Dans ses conclusions notifiées par voie électronique le 11 janvier 2021, la société Fnac Relais, intimée, demande pour sa part à la Cour de confirmer le jugement du conseil de prud'hommes en toutes ses dispositions, en conséquence de débouter Mme [T] de toutes ses demandes et, à titre reconventionnel, infirmant le jugement sur ce point, de :
- condamner Mme [T] à lui payer 2 500 euros en application de l'article 700 du code de procédure civile, pour les frais exposés en première instance
- condamner Mme [T] à lui payer 2 500 euros en application de l'article 700 du code de procédure civile, pour les frais exposés en appel
- condamner Mme [T] aux dépens.
La société Fnac Relais soutient que le licenciement de Mme [T] repose sur des griefs parfaitement caractérisés et exempts de tout caractère discriminatoire. Elle souligne que la salariée ne démontre pas qu'elle assurait effectivement de façon habituelle, dans le cadre de ses fonctions, des tâches et responsabilités relevant de la classification qu'elle revendique. La société Fnac Relais affirme qu'elle a respecté à l'égard de Mme [T] les temps de pause prévus conventionnellement et son obligation de formation.
Pour un plus ample exposé des moyens des parties, la Cour se réfère à leurs dernières conclusions respectives, conformément à l'article 455 du code de procédure civile.

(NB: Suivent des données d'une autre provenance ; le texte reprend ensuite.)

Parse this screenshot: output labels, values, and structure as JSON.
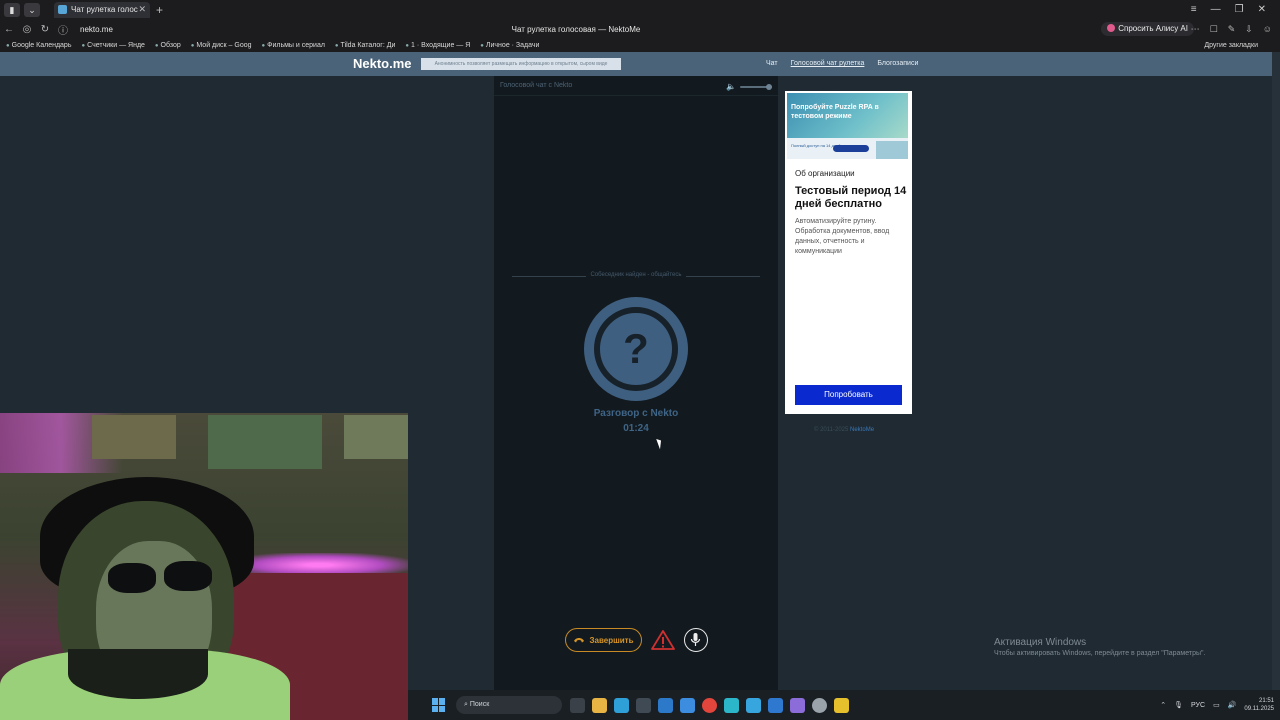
{
  "browser": {
    "tab_title": "Чат рулетка голосовая",
    "window_title": "Чат рулетка голосовая — NektoMe",
    "url": "nekto.me",
    "alice_label": "Спросить Алису AI",
    "bookmarks": [
      "Google Календарь",
      "Счетчики — Янде",
      "Обзор",
      "Мой диск – Goog",
      "Фильмы и сериал",
      "Tilda Каталог: Ди",
      "1 · Входящие — Я",
      "Личное · Задачи"
    ],
    "other_bookmarks": "Другие закладки"
  },
  "site": {
    "logo": "Nekto.me",
    "notice": "Анонимность позволяет размещать информацию в открытом, сыром виде",
    "nav": [
      "Чат",
      "Голосовой чат рулетка",
      "Блогозаписи"
    ]
  },
  "call": {
    "header": "Голосовой чат с Nekto",
    "divider": "Собеседник найден - общайтесь",
    "avatar_symbol": "?",
    "conversation_label": "Разговор с Nekto",
    "timer": "01:24",
    "end_label": "Завершить"
  },
  "ad": {
    "banner_title": "Попробуйте Puzzle RPA в тестовом режиме",
    "banner_sub": "Полный доступ на 14 дней",
    "org": "Об организации",
    "title": "Тестовый период 14 дней бесплатно",
    "text": "Автоматизируйте рутину. Обработка документов, ввод данных, отчетность и коммуникации",
    "button": "Попробовать"
  },
  "footer": {
    "copyright": "© 2011-2025",
    "link": "NektoMe"
  },
  "windows": {
    "activation_title": "Активация Windows",
    "activation_text": "Чтобы активировать Windows, перейдите в раздел \"Параметры\".",
    "search": "Поиск",
    "lang": "РУС",
    "time": "21:51",
    "date": "09.11.2025"
  },
  "colors": {
    "site_header": "#4a6379",
    "panel": "#121a20",
    "accent_end": "#d79528",
    "warn": "#d03030",
    "ad_button": "#0a2ad0"
  }
}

La clôture de la procédure a été ordonnée le 9 mai 2023.
MOTIFS DE LA DECISION
1. Sur les demandes relatives à l'exécution du contrat de travail
1.1. Sur le coefficient de rémunération applicable à l'emploi de l'appelante
Par principe, la classification professionnelle d'un salarié dépend des fonctions effectivement exercées (Cass. Soc., 27 mars 1996 ' pourvoi n° 92-41.622). Il appartient au salarié qui se prévaut d'une classification conventionnelle différente de celle dont il bénéficie au titre de son contrat de travail, de démontrer qu'il assure effectivement de façon habituelle, dans le cadre de ses fonctions, des tâches et responsabilités relevant de la classification qu'il revendique.
En l'espèce, Mme [T] fait observer qu'elle n'a connu qu'une seule évolution quant à la classification de son emploi, en avril 2006, en accédant alors à l'échelon 2 du niveau II. Elle prétend que, compte tenu de ses fonctions et de son ancienneté, son emploi aurait dû depuis lors être positionné à l'échelon 3 du niveau III.
Or l'annexe A de la convention collective définit un emploi classifié au niveau III comme donnant lieu à la réalisation régulière d'opérations complexes et combinées nécessitant un savoir-faire et une maîtrise du métier dans le cadre de procédures larges et la transmission de consignes ; ce niveau requiert une aptitude à la prise d'initiative et au partage de son savoir-faire.
Toutefois, si Mme [T] conclut, sans le justifier, que plusieurs collègues de travail ayant la même ancienneté qu'elle percevait un salaire plus élevé, elle ne propose pas de démontrer qu'elle assurait effectivement de façon habituelle, dans le cadre de ses fonctions, des tâches et responsabilités relevant de la classification qu'elle revendique, à savoir un emploi positionné à l'échelon 3 du niveau III.
Dès lors, ses demandes en rappel de salaire et en dommages et intérêts, motivées par un repositionnement de son emploi au regard de la classification conventionnelle, ne peuvent qu'être rejetées. Le jugement déféré sera confirmé sur ce point.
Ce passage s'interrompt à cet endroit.